In closing I wanna take a moment and extend 'happy birthday' wishes out to my old friend Jeff Williams, aka Biggy Stardust. Jeff is the host and creative force behind the 'Possum Pit Podcast', our semi-weekly discussion panel that you can find on iTunes or YouTube. Inspired by the 'Broadstreet Breakdown' podcast, we contemplate the finer points of World Culture - pro wrestling, rock & roll, TV sitcoms and b-movies. If you haven't checked it out already, I eagerly invite you to do so. And leave a comment and/or rating while your at it.
Anyways, I first met Jeff Williams sometime around early 2001. With an easy going attitude masking a sharp, dark wit that outmatches and outpaces my own, his friendship has proven to be one of my best. For several years we gleefully aggravated and annoyed anyone we felt suffered from an over-inflated sense of self-worth. Which pretty much meant anyone that wasn't us. Like some sort of distorted punk rock version of Statler and Waldorf from the Muppet show, nothing was off limits for our barbed commentary (read: contempt and insults). With loudmouthed alcohol-fueled stupidity that steadily advanced (already) negative opinions toward us, we soldiered onward reveling in the loathing.

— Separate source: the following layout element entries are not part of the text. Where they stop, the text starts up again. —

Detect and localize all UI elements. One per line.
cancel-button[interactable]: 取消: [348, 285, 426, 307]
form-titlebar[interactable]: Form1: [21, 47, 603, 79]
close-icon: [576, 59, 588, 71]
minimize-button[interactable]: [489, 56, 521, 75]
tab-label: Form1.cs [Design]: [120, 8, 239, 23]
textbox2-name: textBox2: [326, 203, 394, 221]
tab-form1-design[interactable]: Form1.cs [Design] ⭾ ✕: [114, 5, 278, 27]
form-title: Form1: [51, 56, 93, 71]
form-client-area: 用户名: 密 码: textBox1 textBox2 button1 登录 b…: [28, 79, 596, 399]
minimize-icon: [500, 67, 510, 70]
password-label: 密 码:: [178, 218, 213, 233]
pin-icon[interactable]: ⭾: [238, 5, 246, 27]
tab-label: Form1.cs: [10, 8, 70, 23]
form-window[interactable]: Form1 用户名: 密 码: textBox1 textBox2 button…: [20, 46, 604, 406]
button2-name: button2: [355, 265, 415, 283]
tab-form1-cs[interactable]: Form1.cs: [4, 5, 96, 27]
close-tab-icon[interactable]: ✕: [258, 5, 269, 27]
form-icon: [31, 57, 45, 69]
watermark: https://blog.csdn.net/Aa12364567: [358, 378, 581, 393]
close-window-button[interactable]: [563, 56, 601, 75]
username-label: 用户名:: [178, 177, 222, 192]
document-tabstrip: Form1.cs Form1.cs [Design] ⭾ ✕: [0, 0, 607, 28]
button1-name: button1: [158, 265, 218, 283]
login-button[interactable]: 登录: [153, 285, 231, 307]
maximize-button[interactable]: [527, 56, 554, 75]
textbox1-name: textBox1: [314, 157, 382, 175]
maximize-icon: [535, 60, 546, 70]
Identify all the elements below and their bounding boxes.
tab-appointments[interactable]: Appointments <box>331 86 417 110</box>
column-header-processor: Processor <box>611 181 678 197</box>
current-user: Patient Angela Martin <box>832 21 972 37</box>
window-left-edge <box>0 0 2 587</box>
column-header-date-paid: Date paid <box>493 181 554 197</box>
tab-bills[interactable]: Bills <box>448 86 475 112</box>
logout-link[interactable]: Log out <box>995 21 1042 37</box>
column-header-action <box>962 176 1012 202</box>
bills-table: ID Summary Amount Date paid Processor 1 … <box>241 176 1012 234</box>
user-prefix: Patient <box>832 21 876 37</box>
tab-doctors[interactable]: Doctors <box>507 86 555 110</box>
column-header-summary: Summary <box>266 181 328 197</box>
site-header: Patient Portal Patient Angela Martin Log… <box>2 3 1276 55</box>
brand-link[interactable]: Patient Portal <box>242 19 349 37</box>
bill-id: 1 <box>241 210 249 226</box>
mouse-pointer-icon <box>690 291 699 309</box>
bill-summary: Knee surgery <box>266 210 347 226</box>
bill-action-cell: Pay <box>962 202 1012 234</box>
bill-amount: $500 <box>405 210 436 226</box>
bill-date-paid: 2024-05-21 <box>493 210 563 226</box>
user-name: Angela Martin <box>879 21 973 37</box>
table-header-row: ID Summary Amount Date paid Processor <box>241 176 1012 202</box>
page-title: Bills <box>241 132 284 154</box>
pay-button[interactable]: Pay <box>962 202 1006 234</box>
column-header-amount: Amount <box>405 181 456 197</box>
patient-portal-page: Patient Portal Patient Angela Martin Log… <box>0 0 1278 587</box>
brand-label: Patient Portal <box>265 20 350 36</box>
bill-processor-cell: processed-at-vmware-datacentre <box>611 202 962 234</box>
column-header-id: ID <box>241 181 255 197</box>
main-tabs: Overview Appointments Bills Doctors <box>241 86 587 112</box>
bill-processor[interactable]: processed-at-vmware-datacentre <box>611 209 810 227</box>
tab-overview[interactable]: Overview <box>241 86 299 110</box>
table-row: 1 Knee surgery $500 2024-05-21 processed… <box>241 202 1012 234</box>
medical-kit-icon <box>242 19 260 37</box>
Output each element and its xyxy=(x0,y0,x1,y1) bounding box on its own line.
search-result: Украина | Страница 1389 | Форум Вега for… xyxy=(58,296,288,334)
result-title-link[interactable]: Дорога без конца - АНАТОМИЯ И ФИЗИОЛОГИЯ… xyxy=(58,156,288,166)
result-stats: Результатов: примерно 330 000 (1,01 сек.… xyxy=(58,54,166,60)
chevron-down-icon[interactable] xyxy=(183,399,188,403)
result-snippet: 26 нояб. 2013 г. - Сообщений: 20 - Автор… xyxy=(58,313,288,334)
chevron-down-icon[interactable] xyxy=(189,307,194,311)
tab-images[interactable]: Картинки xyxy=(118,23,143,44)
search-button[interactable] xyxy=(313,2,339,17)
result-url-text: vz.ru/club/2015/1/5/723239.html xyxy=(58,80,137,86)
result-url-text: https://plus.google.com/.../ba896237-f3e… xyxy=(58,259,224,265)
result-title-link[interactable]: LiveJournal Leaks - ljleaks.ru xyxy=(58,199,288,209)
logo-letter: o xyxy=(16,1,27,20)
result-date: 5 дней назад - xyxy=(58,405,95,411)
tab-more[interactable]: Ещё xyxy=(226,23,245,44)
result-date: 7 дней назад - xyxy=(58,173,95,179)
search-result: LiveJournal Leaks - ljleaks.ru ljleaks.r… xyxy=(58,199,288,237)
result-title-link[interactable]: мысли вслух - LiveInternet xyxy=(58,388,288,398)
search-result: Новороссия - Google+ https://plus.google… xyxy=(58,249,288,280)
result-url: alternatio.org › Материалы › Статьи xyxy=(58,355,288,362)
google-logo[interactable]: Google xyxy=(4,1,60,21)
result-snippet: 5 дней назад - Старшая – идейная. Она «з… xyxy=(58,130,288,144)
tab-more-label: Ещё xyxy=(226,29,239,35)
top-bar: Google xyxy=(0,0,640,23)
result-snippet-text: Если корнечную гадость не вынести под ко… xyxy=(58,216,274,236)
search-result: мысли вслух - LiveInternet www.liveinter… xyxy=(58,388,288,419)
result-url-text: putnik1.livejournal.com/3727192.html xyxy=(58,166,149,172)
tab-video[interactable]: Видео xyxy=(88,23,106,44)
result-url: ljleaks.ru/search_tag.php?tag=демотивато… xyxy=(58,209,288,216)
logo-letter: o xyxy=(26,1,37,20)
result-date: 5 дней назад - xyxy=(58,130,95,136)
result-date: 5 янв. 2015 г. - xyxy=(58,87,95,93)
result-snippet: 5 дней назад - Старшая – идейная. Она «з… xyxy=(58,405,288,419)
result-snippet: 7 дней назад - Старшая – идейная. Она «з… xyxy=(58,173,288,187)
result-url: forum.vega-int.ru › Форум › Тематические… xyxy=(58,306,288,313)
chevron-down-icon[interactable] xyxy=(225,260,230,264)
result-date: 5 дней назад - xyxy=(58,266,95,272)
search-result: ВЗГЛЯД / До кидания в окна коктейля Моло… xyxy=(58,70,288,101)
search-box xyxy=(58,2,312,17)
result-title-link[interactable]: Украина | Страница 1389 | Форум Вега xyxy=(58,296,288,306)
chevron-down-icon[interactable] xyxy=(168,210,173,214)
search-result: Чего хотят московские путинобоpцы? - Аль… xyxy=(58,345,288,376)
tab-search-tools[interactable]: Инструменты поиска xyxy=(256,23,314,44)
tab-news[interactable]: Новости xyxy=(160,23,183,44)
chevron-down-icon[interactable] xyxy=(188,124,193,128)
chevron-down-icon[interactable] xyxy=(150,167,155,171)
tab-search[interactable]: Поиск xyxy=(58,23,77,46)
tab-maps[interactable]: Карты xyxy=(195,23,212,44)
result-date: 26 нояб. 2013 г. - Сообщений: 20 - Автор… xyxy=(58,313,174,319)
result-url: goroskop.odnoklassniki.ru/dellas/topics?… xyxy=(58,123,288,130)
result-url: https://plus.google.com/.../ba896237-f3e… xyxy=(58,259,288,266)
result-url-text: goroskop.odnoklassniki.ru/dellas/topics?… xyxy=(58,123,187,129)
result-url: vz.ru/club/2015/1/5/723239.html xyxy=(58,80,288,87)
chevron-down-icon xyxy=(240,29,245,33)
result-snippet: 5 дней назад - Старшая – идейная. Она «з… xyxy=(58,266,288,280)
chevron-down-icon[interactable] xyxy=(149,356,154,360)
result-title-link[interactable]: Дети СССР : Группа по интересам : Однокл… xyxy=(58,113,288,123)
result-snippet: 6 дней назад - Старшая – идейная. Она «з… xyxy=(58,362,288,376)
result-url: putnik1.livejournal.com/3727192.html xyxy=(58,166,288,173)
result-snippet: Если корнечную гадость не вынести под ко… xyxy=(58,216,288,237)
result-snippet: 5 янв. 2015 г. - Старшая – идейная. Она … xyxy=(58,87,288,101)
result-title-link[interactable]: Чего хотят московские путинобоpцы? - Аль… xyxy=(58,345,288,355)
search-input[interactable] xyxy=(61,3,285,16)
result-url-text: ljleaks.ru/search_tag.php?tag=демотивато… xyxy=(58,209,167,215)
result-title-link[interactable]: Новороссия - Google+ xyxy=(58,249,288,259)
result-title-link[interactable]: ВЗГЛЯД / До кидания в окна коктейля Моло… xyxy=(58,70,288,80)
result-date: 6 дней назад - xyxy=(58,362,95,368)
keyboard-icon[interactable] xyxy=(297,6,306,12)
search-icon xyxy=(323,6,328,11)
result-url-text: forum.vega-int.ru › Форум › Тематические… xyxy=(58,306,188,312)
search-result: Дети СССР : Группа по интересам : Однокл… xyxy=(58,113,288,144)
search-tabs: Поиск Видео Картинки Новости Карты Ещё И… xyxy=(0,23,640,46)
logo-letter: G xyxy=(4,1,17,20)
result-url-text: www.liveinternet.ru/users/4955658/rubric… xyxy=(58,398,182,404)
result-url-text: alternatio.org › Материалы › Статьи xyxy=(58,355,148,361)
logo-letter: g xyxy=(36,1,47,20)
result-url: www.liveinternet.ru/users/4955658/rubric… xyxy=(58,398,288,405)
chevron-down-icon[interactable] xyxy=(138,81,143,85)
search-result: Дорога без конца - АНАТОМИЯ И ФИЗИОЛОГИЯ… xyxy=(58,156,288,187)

Taking it too far was par for the course, and ultimately sent us sideways with each other. I'll take the blame for that misstep. With the aid of some maturity (and sobriety) we've mended the fence. The mileage has included some of the proverbial change of venue moments that life inevitably provides. We are very different than we were a decade ago, however we also still very much the same. Which is to say we time our punches a little better. Anyhow, not to be overly sentimental or nothing, but I love the guy like a brother. Happy birthday pal, all the best to you!